Chiamo casa l’ombra di una quercia secolare, il legno sulla spiaggia sbiadito dalla salsedine, la solitudine di un mare notturno: riporta parole agrodolci che non voglio sentire.
Casa è dove fa male, diceva una canzone una volta. Non mi è bastata una vita intera per convincermi a parlare delle astratte dispute del cuore.

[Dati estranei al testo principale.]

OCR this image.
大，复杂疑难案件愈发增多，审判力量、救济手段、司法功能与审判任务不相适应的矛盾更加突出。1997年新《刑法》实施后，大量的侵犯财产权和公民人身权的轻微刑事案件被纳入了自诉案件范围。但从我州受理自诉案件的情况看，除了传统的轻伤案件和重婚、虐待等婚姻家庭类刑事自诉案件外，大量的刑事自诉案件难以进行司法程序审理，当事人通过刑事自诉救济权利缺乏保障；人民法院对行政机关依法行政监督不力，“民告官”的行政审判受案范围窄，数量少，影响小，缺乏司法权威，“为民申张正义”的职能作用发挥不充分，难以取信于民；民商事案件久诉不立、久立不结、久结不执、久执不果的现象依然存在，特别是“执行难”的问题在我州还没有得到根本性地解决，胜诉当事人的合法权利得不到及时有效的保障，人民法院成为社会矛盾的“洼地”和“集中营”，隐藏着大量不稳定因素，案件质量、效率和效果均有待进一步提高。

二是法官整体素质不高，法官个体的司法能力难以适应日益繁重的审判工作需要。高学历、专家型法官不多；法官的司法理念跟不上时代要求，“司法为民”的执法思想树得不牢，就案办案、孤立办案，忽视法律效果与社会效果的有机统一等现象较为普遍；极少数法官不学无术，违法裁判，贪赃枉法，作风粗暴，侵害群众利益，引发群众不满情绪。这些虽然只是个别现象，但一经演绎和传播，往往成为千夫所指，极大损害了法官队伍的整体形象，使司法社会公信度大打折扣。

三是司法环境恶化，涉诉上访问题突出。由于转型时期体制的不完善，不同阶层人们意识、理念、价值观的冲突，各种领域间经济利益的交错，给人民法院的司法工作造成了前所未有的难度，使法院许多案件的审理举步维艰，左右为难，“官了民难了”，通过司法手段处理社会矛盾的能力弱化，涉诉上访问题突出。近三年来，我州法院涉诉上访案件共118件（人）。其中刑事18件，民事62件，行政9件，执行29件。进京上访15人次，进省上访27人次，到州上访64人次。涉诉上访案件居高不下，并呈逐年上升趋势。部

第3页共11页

Chiamo casa la tenerezza con la quale mi parli tu che usi una lingua franca che conobbi anch’io quando venni al mondo. Il primo tocco di mia madre mi aprì la vista sul lungo filo ignoto dei giorni e fu, tuttavia, l’unica cosa che mi rimproverò, quella tenerezza, in nome di un’utopia possente e dissoluta che mi facesse navigare sempre in acque cattive. Imparai, da quell’inverno mite e profumato, la grazia dell’onda contro la roccia, il sollievo dello sporco addosso.
Chiamo casa le tue mani che raccolgono il mio viso come se fosse grano caldo.
Casa è la preghiera che esaudiscono i baci tuoi, fermi in un punto chissà dove sotto il mio occhio destro. Mi tormenta l’incauta idea d’essere immeritevole di bonaccia e respingo come acqua tra i remi te che sei tutt’intorno.